Women, Stop Waiting: There is No Such Thing as Finding a Perfect Man

I have a good female friend who just celebrated her 33rd birthday.  She, and about ten of her closest friends, got together in New York City to celebrate her day.  After the cake and candy and catching-up and presents were finished, talk quickly turned personal as each woman in the room — all successful and all working good jobs and all well-educated and all touching their early 30’s alone in life in the Big City — realized they were all a failure at finding “Mr. Right” and settling down into a marriage and raising a family, even though that’s what they said they wanted more than anything.

Sure, they were having lots of non-committal sex with anonymous, androgynous, youngins.  Yes, they were living comfortable, but isolated, lives.  Of course they were yearning for more and more and more — and that was precisely their problem.

As my friend shared her story with me — and lamented out loud why she and all of her friends were “so successful” yet “so unhappy” — the answer to their problem was so clear that I could not tell her directly without sounding hectoring, so I softened up the truth a bit and spoon-fed her a reality not of her liking, but of her choosing.

Here’s the redacted, blunt-on, INTJ version of what I told her:

High-powered, successful, goal-oriented women have been raised by a smug, mainstream, society to form the idea that only one man — Mr. Perfect — is right for her and “she’ll know him when she sees him” and so she wastes decades of her life waiting for that Perfect Man to arrive, even though the does not exist.

People are flawed.  Most men are irretrievably broken, but a good woman can fix him just by believing in him.  There’s no such thing as the Perfect Man or even “Mr. Right.”  I’m not suggesting you lower your impossible standards for finding the right mate, but you might want to relax your checklist for acceptable suitors for fathering your children.

Oftentimes, “Mr. Good Enough” turns out, in the end, to be your “Mr. Perfect” — because you are able to live through the flaws to see the real goodness in the man that your previous societal brainwashing had prevented you from directly witnessing.

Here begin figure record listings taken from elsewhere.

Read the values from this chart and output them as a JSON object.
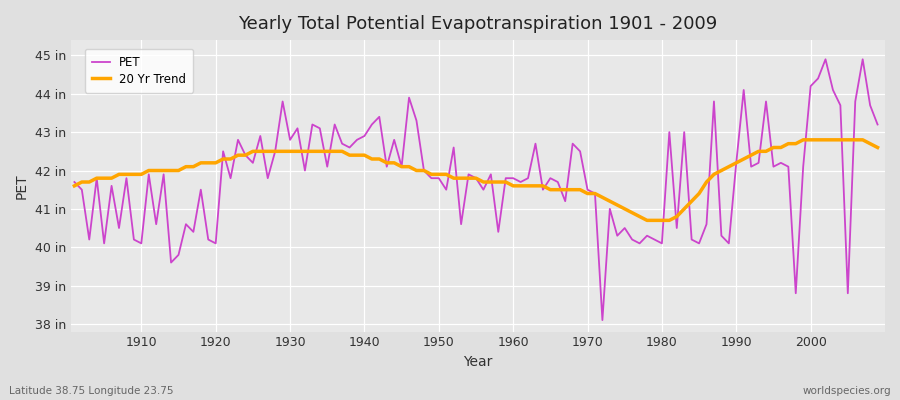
{
  "title": "Yearly Total Potential Evapotranspiration 1901 - 2009",
  "xlabel": "Year",
  "ylabel": "PET",
  "subtitle": "Latitude 38.75 Longitude 23.75",
  "watermark": "worldspecies.org",
  "pet_color": "#CC44CC",
  "trend_color": "#FFA500",
  "background_color": "#E0E0E0",
  "plot_bg_color": "#E8E8E8",
  "ylim": [
    37.8,
    45.4
  ],
  "xlim": [
    1900.5,
    2010
  ],
  "yticks": [
    38,
    39,
    40,
    41,
    42,
    43,
    44,
    45
  ],
  "ytick_labels": [
    "38 in",
    "39 in",
    "40 in",
    "41 in",
    "42 in",
    "43 in",
    "44 in",
    "45 in"
  ],
  "years": [
    1901,
    1902,
    1903,
    1904,
    1905,
    1906,
    1907,
    1908,
    1909,
    1910,
    1911,
    1912,
    1913,
    1914,
    1915,
    1916,
    1917,
    1918,
    1919,
    1920,
    1921,
    1922,
    1923,
    1924,
    1925,
    1926,
    1927,
    1928,
    1929,
    1930,
    1931,
    1932,
    1933,
    1934,
    1935,
    1936,
    1937,
    1938,
    1939,
    1940,
    1941,
    1942,
    1943,
    1944,
    1945,
    1946,
    1947,
    1948,
    1949,
    1950,
    1951,
    1952,
    1953,
    1954,
    1955,
    1956,
    1957,
    1958,
    1959,
    1960,
    1961,
    1962,
    1963,
    1964,
    1965,
    1966,
    1967,
    1968,
    1969,
    1970,
    1971,
    1972,
    1973,
    1974,
    1975,
    1976,
    1977,
    1978,
    1979,
    1980,
    1981,
    1982,
    1983,
    1984,
    1985,
    1986,
    1987,
    1988,
    1989,
    1990,
    1991,
    1992,
    1993,
    1994,
    1995,
    1996,
    1997,
    1998,
    1999,
    2000,
    2001,
    2002,
    2003,
    2004,
    2005,
    2006,
    2007,
    2008,
    2009
  ],
  "pet_values": [
    41.7,
    41.5,
    40.2,
    41.8,
    40.1,
    41.6,
    40.5,
    41.8,
    40.2,
    40.1,
    41.9,
    40.6,
    41.9,
    39.6,
    39.8,
    40.6,
    40.4,
    41.5,
    40.2,
    40.1,
    42.5,
    41.8,
    42.8,
    42.4,
    42.2,
    42.9,
    41.8,
    42.5,
    43.8,
    42.8,
    43.1,
    42.0,
    43.2,
    43.1,
    42.1,
    43.2,
    42.7,
    42.6,
    42.8,
    42.9,
    43.2,
    43.4,
    42.1,
    42.8,
    42.1,
    43.9,
    43.3,
    42.0,
    41.8,
    41.8,
    41.5,
    42.6,
    40.6,
    41.9,
    41.8,
    41.5,
    41.9,
    40.4,
    41.8,
    41.8,
    41.7,
    41.8,
    42.7,
    41.5,
    41.8,
    41.7,
    41.2,
    42.7,
    42.5,
    41.5,
    41.4,
    38.1,
    41.0,
    40.3,
    40.5,
    40.2,
    40.1,
    40.3,
    40.2,
    40.1,
    43.0,
    40.5,
    43.0,
    40.2,
    40.1,
    40.6,
    43.8,
    40.3,
    40.1,
    42.2,
    44.1,
    42.1,
    42.2,
    43.8,
    42.1,
    42.2,
    42.1,
    38.8,
    42.1,
    44.2,
    44.4,
    44.9,
    44.1,
    43.7,
    38.8,
    43.8,
    44.9,
    43.7,
    43.2
  ],
  "trend_values": [
    41.6,
    41.7,
    41.7,
    41.8,
    41.8,
    41.8,
    41.9,
    41.9,
    41.9,
    41.9,
    42.0,
    42.0,
    42.0,
    42.0,
    42.0,
    42.1,
    42.1,
    42.2,
    42.2,
    42.2,
    42.3,
    42.3,
    42.4,
    42.4,
    42.5,
    42.5,
    42.5,
    42.5,
    42.5,
    42.5,
    42.5,
    42.5,
    42.5,
    42.5,
    42.5,
    42.5,
    42.5,
    42.4,
    42.4,
    42.4,
    42.3,
    42.3,
    42.2,
    42.2,
    42.1,
    42.1,
    42.0,
    42.0,
    41.9,
    41.9,
    41.9,
    41.8,
    41.8,
    41.8,
    41.8,
    41.7,
    41.7,
    41.7,
    41.7,
    41.6,
    41.6,
    41.6,
    41.6,
    41.6,
    41.5,
    41.5,
    41.5,
    41.5,
    41.5,
    41.4,
    41.4,
    41.3,
    41.2,
    41.1,
    41.0,
    40.9,
    40.8,
    40.7,
    40.7,
    40.7,
    40.7,
    40.8,
    41.0,
    41.2,
    41.4,
    41.7,
    41.9,
    42.0,
    42.1,
    42.2,
    42.3,
    42.4,
    42.5,
    42.5,
    42.6,
    42.6,
    42.7,
    42.7,
    42.8,
    42.8,
    42.8,
    42.8,
    42.8,
    42.8,
    42.8,
    42.8,
    42.8,
    42.7,
    42.6
  ]
}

Would you give up your money and your career for a man?  What about for “Mr. Perfect?”  If you’d “give it all up” for the Perfect Man, then sacrifice a third of it to settle down with — without settling for — “Mr. Good Enough,” and the happiness you will discover will repay your sacrifice three-fold because you will find earnest feelings and genuine love you only previously experienced in your dreams about meeting “Mr. Perfect.”

When our conversation was over, my friend didn’t quite believe me — she decided she would “wait as long as it takes” to find the “right man” because cheating herself with “Mr. Good Enough” is something she’d never forgive herself for doing — and so I took a pinch of pity on her as I smiled and wished her a good day while also knowing her destiny was to become a bitter old bitty waiting to marry a notion, and not a real man; and so she will continue to sow the ghosts of her childhood imagination and reap the wild wind trying to find a suitable sire for her shriveling dreams of a brood of her own.